La Croix remembers shaking backstage before the introduction. “They called our names and everything turned black,” La Croix recalled. “I was crying and crying and couldn’t let go of him.” Tavarez said he “had thought about that moment for an entire year.”

Afterwards, dozens of people told Tavarez how much they admired him, including Christopher W. Tierney, an actor who performs stunts as Matthew’s favorite superhero, Spider-Man, on Broadway. The next day, Tierney gave the La Croix family and Tavarez a backstage tour of Foxwoods.

La Croix, who says she is still unsure how to express her gratitude, flew Tavarez to California this month and rolled out the red carpet. As executive assistant to the city manager of Redwood City, a suburb south of San Francisco, she arranged lunch with the mayor, a reception with the police chief and a proclamation honoring Tavarez at a City Council meeting, where he was also given a key to the city. He toured the San Francisco-based entertainment company Lucasfilm, visited wine country and met the extended La Croix family. “My house is too small for the number of people who want to hug Tony,” said La Croix, who held a fund-raiser in order to make the trip possible.
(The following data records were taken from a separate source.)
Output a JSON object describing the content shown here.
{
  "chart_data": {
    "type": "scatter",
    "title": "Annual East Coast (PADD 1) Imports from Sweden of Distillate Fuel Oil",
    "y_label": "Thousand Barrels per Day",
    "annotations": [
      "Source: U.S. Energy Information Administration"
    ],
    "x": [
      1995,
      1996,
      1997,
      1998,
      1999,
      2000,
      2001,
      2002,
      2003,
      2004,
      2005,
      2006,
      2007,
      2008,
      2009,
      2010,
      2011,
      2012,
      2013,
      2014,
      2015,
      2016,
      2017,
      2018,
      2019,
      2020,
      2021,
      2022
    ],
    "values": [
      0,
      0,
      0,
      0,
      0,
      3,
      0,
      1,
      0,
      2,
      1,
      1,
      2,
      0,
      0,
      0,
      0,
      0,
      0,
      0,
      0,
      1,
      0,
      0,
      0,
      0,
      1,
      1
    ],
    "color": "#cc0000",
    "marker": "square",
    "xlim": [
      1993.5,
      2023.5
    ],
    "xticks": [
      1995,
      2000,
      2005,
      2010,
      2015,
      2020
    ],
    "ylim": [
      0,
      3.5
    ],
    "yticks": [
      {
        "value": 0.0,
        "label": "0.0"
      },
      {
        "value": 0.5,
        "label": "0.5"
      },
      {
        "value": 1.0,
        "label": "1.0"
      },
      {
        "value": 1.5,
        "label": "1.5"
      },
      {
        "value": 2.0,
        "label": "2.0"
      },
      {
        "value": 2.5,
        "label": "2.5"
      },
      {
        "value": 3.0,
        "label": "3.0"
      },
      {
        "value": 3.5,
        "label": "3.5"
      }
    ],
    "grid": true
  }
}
“To hear that you’re the answer to someone’s prayer, to be able to help someone—even going through pain and sacrifice—it was totally worth it,” said Tavarez, who says he feels a renewed sense of purpose since his donation. He completed a certificate program in business at Columbia and is pursuing acting in his free time. “I have a much more positive outlook on life,” he said. “It might be unusual for a New Yorker to wake up smiling, but I do and I feel great.”

“What a selfless act,” La Croix said. “What do you do? What do you say? If I had a billion dollars to give him, would that be enough? No, I don’t think so.”